ROLE OF OXYGEN VACANCIES IN THE DECOMPOSITION OF N2O OVER YBA2CU3O7-DELTA AND GD2CUO4 OXIDE SYSTEMS

The activity of high T(c) oxides, YBa2Cu3O7-delta (0.7>delta>0.1) and that of nonsuperconducting Gd2CuO4 was evaluated for N2O decomposition in the temperature range of 450-800 K. The structural and compositional changes were examined at different stages of reaction using X-ray powder diffraction, thermogravimetry and iodometric titration methods. The N2O decomposition on the oxygen-deficient tetragonal form of high T(c) cuprates commenced at 450 K and at each temperature these oxides showed much higher catalytic activity than the oxygen-rich orthorhombic homologues.
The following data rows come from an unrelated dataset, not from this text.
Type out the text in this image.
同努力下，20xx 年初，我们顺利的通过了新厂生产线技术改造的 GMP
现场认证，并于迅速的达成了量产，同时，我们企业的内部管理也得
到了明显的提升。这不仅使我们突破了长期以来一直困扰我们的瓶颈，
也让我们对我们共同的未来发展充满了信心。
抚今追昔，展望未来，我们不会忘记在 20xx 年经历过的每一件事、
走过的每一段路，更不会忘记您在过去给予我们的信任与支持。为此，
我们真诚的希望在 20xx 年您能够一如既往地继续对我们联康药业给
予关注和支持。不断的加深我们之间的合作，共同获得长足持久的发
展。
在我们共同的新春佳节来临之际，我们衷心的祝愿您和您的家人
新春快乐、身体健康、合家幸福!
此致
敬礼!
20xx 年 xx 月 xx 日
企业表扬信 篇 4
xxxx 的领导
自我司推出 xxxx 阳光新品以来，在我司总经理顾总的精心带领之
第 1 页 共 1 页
The higher activity was related to the number of vacant oxygen lattice sites. The oxygen produced during N2O decomposition led to the tetragonal --> orthorhombic transformation. On the other hand, the tetragonal gadolinium cuprate showed poor activity and N2O decomposition was observed only at temperatures above 650 K. The results support a reaction mechanism involving adsorption of N2O at oxygen vacancy sites adjacent to copper ions, followed by a change in copper valence state and release of nitrogen. An equilibrium between N2O adsorption at vacancy sites and the generation of such sites on thermal release of lattice oxygen decided the catalytic behaviour of the oxide systems studied at higher temperatures.